15.12.2005 - 00:00 Uhr
StullnOberpfalz

Bürgermeister Hans Prechtl: "Hätte wenigstens Bedauern erwartet" - Bürgerforums-Sprecher nimmt ... Unterführung sorgt weiter für Zündstoff

von Herbert RohrwildProfil

Aufgrund der positiven Erfahrungen des vergangenen Jahres erfolgt die Erhebung der Wassermengen für dieses Jahr wieder durch Selbstablesung mit Rückmeldekarten erfolge. Die Ablesekarten werden demnächst an die Grundstückseigentümer übersandt. Das gab Bürgermeister Hans Prechtl bei der Gemeinderatssitzung bekannt.

Zur Sicherung der Eigenheimzulage muss der Bauantrag wegen der Gesetzesänderung zum 1. Januar 2006 noch bis zum Jahresende bei der Verwaltungsgemeinschaft eingegangen sein.

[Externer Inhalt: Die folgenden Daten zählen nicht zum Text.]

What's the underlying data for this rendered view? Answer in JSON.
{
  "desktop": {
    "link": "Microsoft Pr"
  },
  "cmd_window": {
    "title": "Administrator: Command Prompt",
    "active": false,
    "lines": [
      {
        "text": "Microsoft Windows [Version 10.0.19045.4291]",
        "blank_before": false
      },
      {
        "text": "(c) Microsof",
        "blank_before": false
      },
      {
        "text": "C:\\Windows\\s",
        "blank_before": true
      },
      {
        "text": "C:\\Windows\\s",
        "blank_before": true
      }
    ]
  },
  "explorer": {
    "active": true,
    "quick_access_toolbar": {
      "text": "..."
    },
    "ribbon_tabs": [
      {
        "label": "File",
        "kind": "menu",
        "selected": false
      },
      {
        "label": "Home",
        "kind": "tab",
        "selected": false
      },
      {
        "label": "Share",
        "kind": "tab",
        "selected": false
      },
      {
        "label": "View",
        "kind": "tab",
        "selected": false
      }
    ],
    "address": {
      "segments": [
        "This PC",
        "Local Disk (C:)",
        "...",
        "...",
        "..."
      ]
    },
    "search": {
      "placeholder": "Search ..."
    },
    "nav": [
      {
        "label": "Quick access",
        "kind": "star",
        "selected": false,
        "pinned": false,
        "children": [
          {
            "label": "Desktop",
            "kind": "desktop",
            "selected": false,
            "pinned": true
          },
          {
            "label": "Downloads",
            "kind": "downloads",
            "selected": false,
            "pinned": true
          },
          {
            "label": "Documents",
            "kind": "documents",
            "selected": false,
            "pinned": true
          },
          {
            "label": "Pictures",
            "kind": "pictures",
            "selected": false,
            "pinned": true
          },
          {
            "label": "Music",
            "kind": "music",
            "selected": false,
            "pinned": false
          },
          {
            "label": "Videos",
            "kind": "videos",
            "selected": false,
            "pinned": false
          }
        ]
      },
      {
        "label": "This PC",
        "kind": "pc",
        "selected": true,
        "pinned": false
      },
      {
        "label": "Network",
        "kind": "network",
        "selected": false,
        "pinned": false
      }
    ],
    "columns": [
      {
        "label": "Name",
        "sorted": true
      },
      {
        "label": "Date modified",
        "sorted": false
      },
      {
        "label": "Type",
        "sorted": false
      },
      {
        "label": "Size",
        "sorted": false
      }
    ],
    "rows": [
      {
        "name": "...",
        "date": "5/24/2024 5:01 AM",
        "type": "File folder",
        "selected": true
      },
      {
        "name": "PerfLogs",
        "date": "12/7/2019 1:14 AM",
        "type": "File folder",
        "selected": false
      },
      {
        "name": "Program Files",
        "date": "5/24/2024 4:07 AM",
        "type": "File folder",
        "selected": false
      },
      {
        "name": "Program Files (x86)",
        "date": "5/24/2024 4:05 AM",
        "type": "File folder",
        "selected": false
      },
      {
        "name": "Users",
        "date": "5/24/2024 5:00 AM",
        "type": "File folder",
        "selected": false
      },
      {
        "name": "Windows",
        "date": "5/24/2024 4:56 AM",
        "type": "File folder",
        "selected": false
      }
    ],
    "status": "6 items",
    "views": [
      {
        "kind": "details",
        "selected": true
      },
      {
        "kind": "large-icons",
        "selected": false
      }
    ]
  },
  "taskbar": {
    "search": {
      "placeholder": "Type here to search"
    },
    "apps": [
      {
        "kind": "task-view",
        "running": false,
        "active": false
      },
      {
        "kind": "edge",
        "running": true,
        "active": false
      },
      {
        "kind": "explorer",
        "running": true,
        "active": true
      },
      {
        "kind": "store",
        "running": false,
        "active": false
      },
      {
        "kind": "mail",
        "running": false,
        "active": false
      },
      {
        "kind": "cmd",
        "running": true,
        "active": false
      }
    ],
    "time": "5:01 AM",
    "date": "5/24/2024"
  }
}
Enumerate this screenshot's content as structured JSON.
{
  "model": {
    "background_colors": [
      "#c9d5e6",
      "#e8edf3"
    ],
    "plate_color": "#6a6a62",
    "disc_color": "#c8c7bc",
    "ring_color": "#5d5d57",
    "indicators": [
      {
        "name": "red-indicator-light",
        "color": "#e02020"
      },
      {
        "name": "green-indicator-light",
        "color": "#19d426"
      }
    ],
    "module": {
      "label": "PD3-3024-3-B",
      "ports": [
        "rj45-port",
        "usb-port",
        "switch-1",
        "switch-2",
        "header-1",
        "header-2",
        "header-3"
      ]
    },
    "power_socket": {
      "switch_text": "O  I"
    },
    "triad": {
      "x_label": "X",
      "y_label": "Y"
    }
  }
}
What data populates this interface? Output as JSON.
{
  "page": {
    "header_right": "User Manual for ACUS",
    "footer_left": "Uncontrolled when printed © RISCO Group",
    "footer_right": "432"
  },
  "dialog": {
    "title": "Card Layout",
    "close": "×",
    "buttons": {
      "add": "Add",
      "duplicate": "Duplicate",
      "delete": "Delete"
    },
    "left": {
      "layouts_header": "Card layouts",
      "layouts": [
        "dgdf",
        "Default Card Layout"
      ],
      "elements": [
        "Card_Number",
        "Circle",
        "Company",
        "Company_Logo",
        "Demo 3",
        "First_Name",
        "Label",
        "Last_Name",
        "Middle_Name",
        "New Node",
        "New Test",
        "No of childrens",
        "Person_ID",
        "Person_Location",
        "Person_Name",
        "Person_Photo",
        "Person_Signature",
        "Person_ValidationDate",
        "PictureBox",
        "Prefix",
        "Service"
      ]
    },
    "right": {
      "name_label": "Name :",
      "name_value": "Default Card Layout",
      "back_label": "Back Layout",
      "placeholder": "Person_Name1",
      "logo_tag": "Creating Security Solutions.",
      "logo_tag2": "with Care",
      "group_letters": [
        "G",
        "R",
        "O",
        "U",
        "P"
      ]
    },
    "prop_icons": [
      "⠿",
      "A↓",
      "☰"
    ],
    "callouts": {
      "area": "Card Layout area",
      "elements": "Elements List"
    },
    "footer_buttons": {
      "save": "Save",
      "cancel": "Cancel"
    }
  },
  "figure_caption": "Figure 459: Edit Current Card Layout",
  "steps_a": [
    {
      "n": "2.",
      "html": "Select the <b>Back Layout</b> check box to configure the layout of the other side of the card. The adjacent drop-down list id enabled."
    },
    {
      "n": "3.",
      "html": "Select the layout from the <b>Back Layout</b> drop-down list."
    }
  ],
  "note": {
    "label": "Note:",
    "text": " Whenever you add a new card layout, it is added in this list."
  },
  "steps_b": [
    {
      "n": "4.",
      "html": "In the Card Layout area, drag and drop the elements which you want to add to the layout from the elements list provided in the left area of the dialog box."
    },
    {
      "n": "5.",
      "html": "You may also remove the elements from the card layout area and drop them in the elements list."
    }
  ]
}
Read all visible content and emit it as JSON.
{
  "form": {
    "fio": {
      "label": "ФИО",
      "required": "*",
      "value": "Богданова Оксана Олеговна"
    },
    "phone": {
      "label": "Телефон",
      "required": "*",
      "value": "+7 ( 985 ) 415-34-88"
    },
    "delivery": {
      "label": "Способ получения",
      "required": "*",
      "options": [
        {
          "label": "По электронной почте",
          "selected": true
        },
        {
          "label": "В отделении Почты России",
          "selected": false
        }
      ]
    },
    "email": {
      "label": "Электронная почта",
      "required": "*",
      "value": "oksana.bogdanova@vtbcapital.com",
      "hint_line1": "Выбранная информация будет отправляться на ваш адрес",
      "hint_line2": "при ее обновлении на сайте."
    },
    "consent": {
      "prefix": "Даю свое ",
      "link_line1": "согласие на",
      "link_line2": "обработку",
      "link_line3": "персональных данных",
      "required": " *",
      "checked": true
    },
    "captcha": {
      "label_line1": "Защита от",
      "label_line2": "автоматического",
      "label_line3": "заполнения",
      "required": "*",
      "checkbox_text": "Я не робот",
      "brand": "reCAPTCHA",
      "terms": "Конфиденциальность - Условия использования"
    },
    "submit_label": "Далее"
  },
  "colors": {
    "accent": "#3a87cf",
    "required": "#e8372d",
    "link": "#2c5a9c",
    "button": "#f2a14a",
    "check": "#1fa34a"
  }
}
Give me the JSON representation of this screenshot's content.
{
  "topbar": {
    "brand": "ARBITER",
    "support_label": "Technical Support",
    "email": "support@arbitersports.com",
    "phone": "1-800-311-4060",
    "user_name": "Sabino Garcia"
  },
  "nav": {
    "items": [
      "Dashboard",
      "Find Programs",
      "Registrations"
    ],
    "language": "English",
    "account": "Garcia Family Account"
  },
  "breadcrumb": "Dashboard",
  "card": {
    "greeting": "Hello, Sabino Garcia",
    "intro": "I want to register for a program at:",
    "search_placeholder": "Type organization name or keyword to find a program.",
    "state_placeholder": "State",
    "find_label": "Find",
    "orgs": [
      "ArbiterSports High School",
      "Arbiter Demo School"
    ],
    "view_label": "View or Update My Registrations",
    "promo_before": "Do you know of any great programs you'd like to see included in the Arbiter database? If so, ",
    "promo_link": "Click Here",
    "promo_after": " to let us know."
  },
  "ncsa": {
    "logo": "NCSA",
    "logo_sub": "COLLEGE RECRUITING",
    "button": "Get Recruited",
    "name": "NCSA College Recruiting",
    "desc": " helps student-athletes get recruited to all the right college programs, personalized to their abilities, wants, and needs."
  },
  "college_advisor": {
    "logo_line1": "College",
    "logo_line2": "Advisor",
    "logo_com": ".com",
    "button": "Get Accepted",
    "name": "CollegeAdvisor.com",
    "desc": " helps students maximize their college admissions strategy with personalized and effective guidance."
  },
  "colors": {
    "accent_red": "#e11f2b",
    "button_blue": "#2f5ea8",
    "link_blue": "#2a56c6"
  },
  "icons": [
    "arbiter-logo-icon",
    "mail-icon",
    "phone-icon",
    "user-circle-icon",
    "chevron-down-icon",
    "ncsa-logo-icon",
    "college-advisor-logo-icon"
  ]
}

Hildegard Gerl regte die Überprüfung der Heizungsautomatik in der Mehrzweckhalle an, da bei ihren Übungsstunden die Hallentemperatur recht hoch sei. Franz Jauernig bemängelte, dass durch das manuelle Abschalten der Außenbeleuchtung vor dem Verlassen der Mehrzweckhalle der Fußweg zur Parkfläche völlig in Dunkelheit liege. Das Anbringen eines Bewegungsmelders sollte aus Sicherheitsgründen geprüft werden.

Georg Plöd gab die Anregung eines Anwohners, im Einmündungsbereich der Ortstraße "Am Leitenweg" in die "Eichenstraße" zur Verkehrslenkung um den Baum in der Inselmitte Verkehrszeichen anzubringen, an den Gemeinderat weiter. Dieser sah wegen der Übersichtlichkeit in diesem Bereich für eine solche Maßnahme keinen Handlungsbedarf.

Unter dem Tagesordnungspunkt "Verschiedenes, Bekanntgaben, Anfragen" wollte der Sprecher des "Bürgerforum Stulln", Rudolf Schießl, zum Pressegespräch des Bürgermeisters (wir berichteten am 25. November) Stellung nehmen, um die Zahlen zur Entstehung seiner Feststellung aufzuzeigen.

Sein Ansinnen, die Zahlen mittels des Overheadprojektors dem Gemeinderat zu präsentieren, ließ der Bürgermeister unter Hinweis auf die im Gemeinderat geübte Praxis mit der Begründung nicht zu, dass er diese Falschaussage zum Bau der Bahnunterführung in Brensdorf nicht im Sitzungssaal darstellen lasse. Übrigens habe er nach dem Lesen dieser Anmerkung mit einem Vertreter der Obersten Baubehörde - verantwortlich für die Bearbeitung des Bewilligungsbescheides - telefonisch Kontakt aufgenommen.

Das Ministerium erwog eine eigene Richtigstellung, räumte aber der Klarstellung durch den Bürgermeister den Vorrang ein. Alle Zusagen des Ministeriums, so Prechtl, wurden eingehalten: Es gab weder eine Verzögerung noch eine Verminderung. Er habe sich öffentlich für diese unqualifizierten Aussagen beim Ministerium entschuldigt. Im Übrigen sei es ein Novum, den Zuschussgeber anzugreifen.

"Ich hätte wegen des Vorbringens falscher Zahlen und Angaben wenigsten ein Bedauern erwartet", so der Bürgermeister. "Wir sind öffentlich beleidigt worden", fügte Franz Rauch hinzu und der Antrag seines Fraktionskollegen Martin Eules zur Geschäftsordnung zur Benutzung des Tageslichtprojektors kam nicht zur Abstimmung.